La «vera» indipendenza
Nel giorno del sessantesimo anniversario dell’indipendenza (6 marzo 2017), la figlia di Nkrumah, Samia, ha ricordato quello che si sognava fosse la vera indipendenza: emancipazione economica, uso delle proprie risorse e ricchezze, unione panafricana tra tutte le nazioni del continente.
La realtà di questi decenni è stata un po’ diversa: l’opportunismo politico, la voglia di potere, la «svendita» delle terre e delle risorse, il desiderio di arricchirsi alle spalle della popolazione hanno creato i punti deboli della struttura della governance del Ghana. Quello che ancora rimane però – dopo sessant’anni – è appunto la capacità di restare uniti, di risolvere le questioni attraverso il dialogo, di superare ogni tipo di contrasto che possa essere legato alle diverse appartenenze. E il Ghana da questo punto di vista è ricco di diversità.
Oltre venticinque milioni di abitanti appartenenti a nove gruppi etnici principali, tredici lingue e fedi religiose che vanno dal Cristianesimo all’Islam alle diffuse pratiche tradizionali. Con gruppi numerosi anche di buddisti. La differenza vera nel paese non è data da questi aspetti. Quello che conta sono la posizione sociale, l’educazione, il conto in banca. In Ghana, il cui 65% del territorio è agricolo, si sta allargando il gap tra zone rurali e le grandi città e conseguentemente l’accesso ai servizi e così pure al miglioramento delle condizioni economiche. Va detto che dei buoni risultati sono difficili da raggiungere con un gettito fiscale pari solo al 19.9% del Pil. Su questo aspetto manca ancora una soddisfacente politica di gestione e controllo.

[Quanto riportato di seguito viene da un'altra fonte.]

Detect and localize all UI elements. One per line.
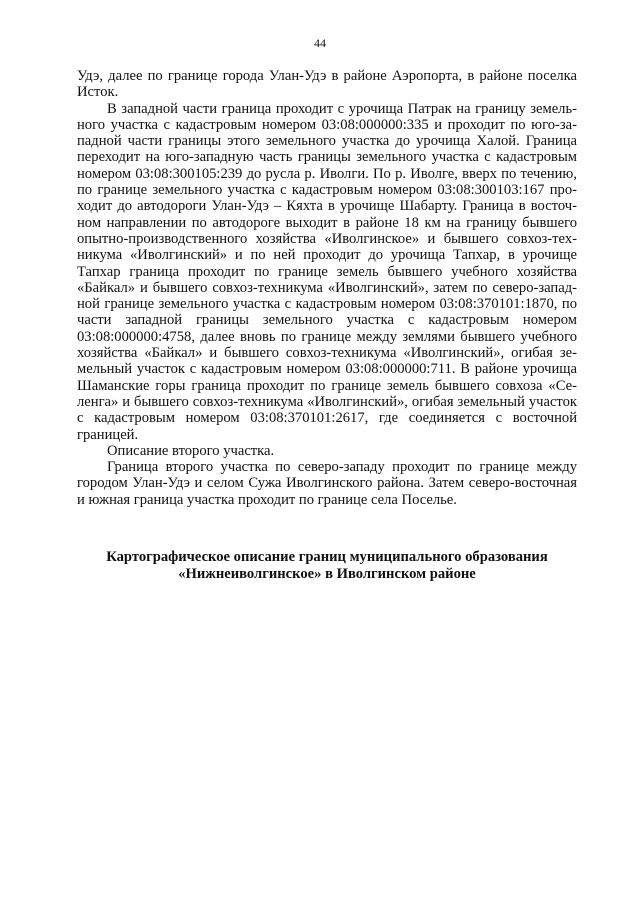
page-number: 44 <box>314 36 326 50</box>
paragraph-second-area-text: Граница второго участка по северо-западу проходит по границе между городом Улан-Удэ и селом Сужа Иволгинского района. Затем северо-восточная и южная граница участка проходит по границе села Поселье. <box>77 459 577 508</box>
section-heading <box>77 549 577 583</box>
paragraph-continuation: Удэ, далее по границе города Улан-Удэ в районе Аэропорта, в районе поселка Исток. <box>77 68 577 101</box>
section-heading-line-1: Картографическое описание границ муниципального образования <box>106 549 548 565</box>
paragraph-second-area-title: Описание второго участка. <box>107 442 275 459</box>
section-heading-line-2: «Нижнеиволгинское» в Иволгинском районе <box>178 566 476 582</box>
body-text <box>77 68 577 508</box>
paragraph-western-part: В западной части граница проходит с урочища Патрак на границу земельного участка с кадастровым номером 03:08:000000:335 и проходит по юго-западной части границы этого земельного участка до урочища Халой. Граница переходит на юго-западную часть границы земельного участка с кадастровым номером 03:08:300105:239 до русла р. Иволги. По р. Иволге, вверх по течению, по границе земельного участка с кадастровым номером 03:08:300103:167 проходит до автодороги Улан-Удэ – Кяхта в урочище Шабарту. Граница в восточном направлении по автодороге выходит в районе 18 км на границу бывшего опытно-производственного хозяйства «Иволгинское» и бывшего совхоз-техникума «Иволгинский» и по ней проходит до урочища Тапхар, в урочище Тапхар граница проходит по границе земель бывшего учебного хозяйства «Байкал» и бывшего совхоз-техникума «Иволгинский», затем по северо-западной границе земельного участка с кадастровым номером 03:08:370101:1870, по части западной границы земельного участка с кадастровым номером 03:08:000000:4758, далее вновь по границе между землями бывшего учебного хозяйства «Байкал» и бывшего совхоз-техникума «Иволгинский», огибая земельный участок с кадастровым номером 03:08:000000:711. В районе урочища Шаманские горы граница проходит по границе земель бывшего совхоза «Селенга» и бывшего совхоз-техникума «Иволгинский», огибая земельный участок с кадастровым номером 03:08:370101:2617, где соединяется с восточной границей. <box>77 100 577 443</box>
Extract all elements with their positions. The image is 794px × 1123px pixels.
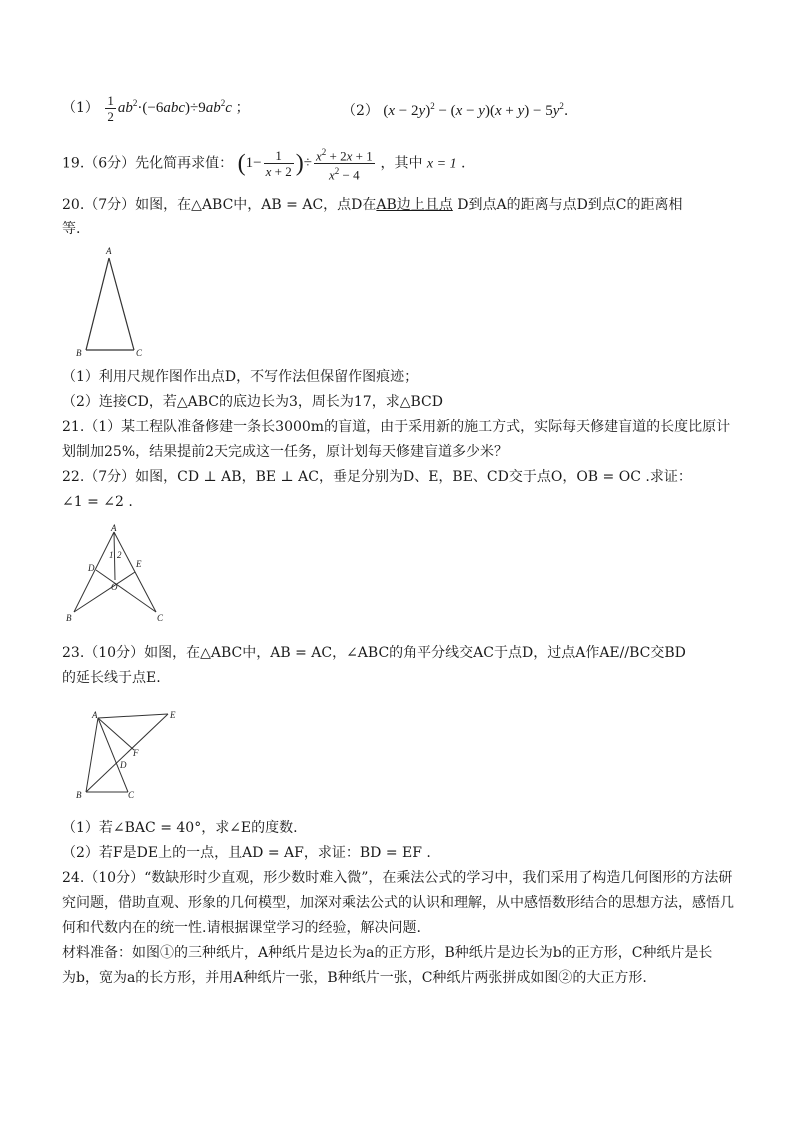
q18-row-2 (342, 96, 568, 121)
q23-label-e: E (170, 710, 176, 720)
q23-line1: 23.（10分）如图，在△ABC中，AB = AC，∠ABC的角平分线交AC于点D，过点A作AE//BC交BD (62, 645, 686, 661)
q23-label-f: F (133, 748, 139, 758)
q20-rest: D到点A的距离与点D到点C的距离相 (452, 197, 683, 213)
q20-underlined: AB边上且点 (376, 197, 453, 213)
q23-sub2: （2）若F是DE上的一点，且AD = AF，求证：BD = EF . (62, 845, 431, 861)
q18-part1-expression: $\frac{1}{2}$ $ab^2\cdot(-6abc)\div 9ab^2c$ (107, 93, 232, 125)
q22-label-b: B (66, 613, 72, 623)
q24-line5: 为b，宽为a的长方形，并用A种纸片一张，B种纸片一张，C种纸片两张拼成如图②的大正方形. (62, 970, 647, 986)
q22-line1: 22.（7分）如图，CD ⊥ AB，BE ⊥ AC，垂足分别为D、E，BE、CD交于点O，OB = OC .求证： (62, 469, 692, 485)
q22-label-a: A (111, 524, 117, 533)
q20-side-ab (86, 258, 109, 350)
q24-line2: 究问题，借助直观、形象的几何模型，加深对乘法公式的认识和理解，从中感悟数形结合的思想方法，感悟几 (62, 895, 734, 911)
q19-head: 19.（6分）先化简再求值： (62, 155, 234, 172)
q18-part1-label: （1） (62, 100, 99, 116)
q19-expression: (1− $\frac{1}{x + 2}$ )÷ $\frac{x^2 + 2x + 1}{x^2 - 4}$ (237, 147, 373, 183)
q22-line2: ∠1 = ∠2 . (62, 494, 133, 510)
q23-side-ab (86, 718, 98, 792)
q23-sub1: （1）若∠BAC = 40°，求∠E的度数. (62, 820, 298, 836)
q23-line2: 的延长线于点E. (62, 670, 161, 686)
q20-line2: 等. (62, 221, 81, 237)
q22-label-c: C (157, 613, 164, 623)
q20-sub2: （2）连接CD，若△ABC的底边长为3，周长为17，求△BCD (62, 394, 443, 410)
q23-label-d: D (120, 760, 127, 770)
q22-line-be (74, 572, 135, 612)
q23-line-af (98, 718, 134, 750)
q20-triangle-figure (72, 244, 152, 360)
q22-figure (64, 524, 168, 624)
q20-line1 (62, 195, 683, 215)
q22-label-1: 1 (109, 550, 114, 560)
q21-line1: 21.（1）某工程队准备修建一条长3000m的盲道，由于采用新的施工方式，实际每天修建盲道的长度比原计 (62, 419, 731, 435)
q19-line (62, 145, 465, 183)
q20-label-b: B (76, 348, 82, 358)
q20-label-c: C (136, 348, 143, 358)
q21-line2: 划制加25%，结果提前2天完成这一任务，原计划每天修建盲道多少米？ (62, 444, 509, 460)
q22-label-2: 2 (117, 550, 122, 560)
q24-line3: 何和代数内在的统一性.请根据课堂学习的经验，解决问题. (62, 920, 421, 936)
q23-line-be (86, 714, 168, 792)
q20-head: 20.（7分）如图，在△ABC中，AB = AC，点D在 (62, 197, 377, 213)
q22-line-ao (114, 532, 115, 580)
q23-side-ac (98, 718, 128, 792)
q22-label-d: D (88, 563, 95, 573)
q24-line1: 24.（10分）“数缺形时少直观，形少数时难入微”，在乘法公式的学习中，我们采用了构造几何图形的方法研 (62, 870, 733, 886)
q23-label-b: B (76, 790, 82, 800)
q19-condition: x = 1 (426, 156, 457, 172)
q22-label-o: O (111, 582, 118, 592)
q22-line-cd (96, 570, 156, 612)
q20-sub1: （1）利用尺规作图作出点D，不写作法但保留作图痕迹； (62, 369, 419, 385)
q19-tail: ，其中 (380, 155, 423, 172)
q23-label-a: A (92, 710, 98, 720)
q18-part2-label: （2） (342, 103, 379, 119)
q18-part2-tail: . (563, 103, 569, 119)
q20-side-ac (109, 258, 134, 350)
q24-line4: 材料准备：如图①的三种纸片，A种纸片是边长为a的正方形，B种纸片是边长为b的正方形，C种纸片是长 (62, 945, 713, 961)
q19-end: . (461, 155, 466, 172)
q23-line-ae (98, 714, 168, 718)
q18-row (62, 93, 250, 124)
q20-label-a: A (106, 246, 112, 256)
q23-figure (72, 706, 184, 802)
q18-part1-tail: ； (235, 100, 250, 116)
q22-label-e: E (136, 559, 142, 569)
q18-part2-expression: $(x - 2y)^2 - (x - y)(x + y) - 5y^2$ (383, 101, 564, 119)
q23-label-c: C (128, 790, 135, 800)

L’urbanizzazione è un fenomeno esteso non solo ad Accra, la capitale che arriva a «ospitare» fino a due milioni di pendolari che si vanno ad aggiungere ai circa 4 milioni di abitanti, ma anche a Kumasi, capitale della regione Ashanti, una delle più ricche del paese, e Takoradi, centro in crescita costante dalla fine degli anni 2000 quando furono scoperti i giacimenti di petrolio off shore. A «svuotarsi» sono soprattutto la regione del Volta, che comprende la fascia costiera verso il confine con il Togo e la zona interna salendo lungo il fiume, e il Nord del paese al confine con il Burkina Faso. Zone povere, dall’economia limitata, dove la scarsità di pesce e la siccità costante non offrono alternative. Né grandi opportunità sono state proposte dai governi che si sono finora succeduti. Inoltre, urbanizzazione vuol dire anche sovraffollamento, come dimostrano i numerosi slum che si trovano soprattutto nella capitale Accra.
La grande discarica
La vergogna più grande è Agbogbloshie, meglio nota come Sodoma e Gomorra, la più grande discarica di e-tech (e non solo) di tutta l’Africa Occidentale, probabilmente dell’intero continente. È occupata soprattutto da persone provenienti dal Nord in cerca di fortuna che si sono ritrovate in uno sporco e rischioso «lavoro» di riciclo di materiali elettrici e plastica, computer, frigoriferi, stampanti, etc. I fumi dei roghi che bruciano copertoni, plastica e fili elettrici si alzano ogni giorno dall’area che è un tutt’uno con mercati, strade e abitazioni. Un’emergenza ambientale che si va ad aggiungere a quella sanitaria.
Economia in affanno
Tornando alla situazione economica, che qualcosa sia andato non proprio per il verso giusto in questi anni, lo dimostra il dato dell’inflazione, oggi attestata intorno al 13%, in certi momenti è arrivata anche al 18%. Il Pil pro capite è pari a poco meno di 1.800 dollari annui e una serie di prestiti rinnovati negli anni dal Fondo monetario internazionale ammonta a un totale di 918 milioni di dollari. Eppure gli investitori continuano ad arrivare, la speranza dei cittadini sembra sempre più forte delle critiche mentre le previsioni delle agenzie internazionali sono estremamente ottimiste. Il segreto? Sempre uno: democrazia.
L’alternanza reale
Da decenni vince più che un partito, un concetto, un «patto» non scritto, quello dell’alternanza. Alle ultime elezioni – dicembre 2016 – è stata la volta dell’Npp (New Patriotic Party) con il suo leader Nana Akufo Addo.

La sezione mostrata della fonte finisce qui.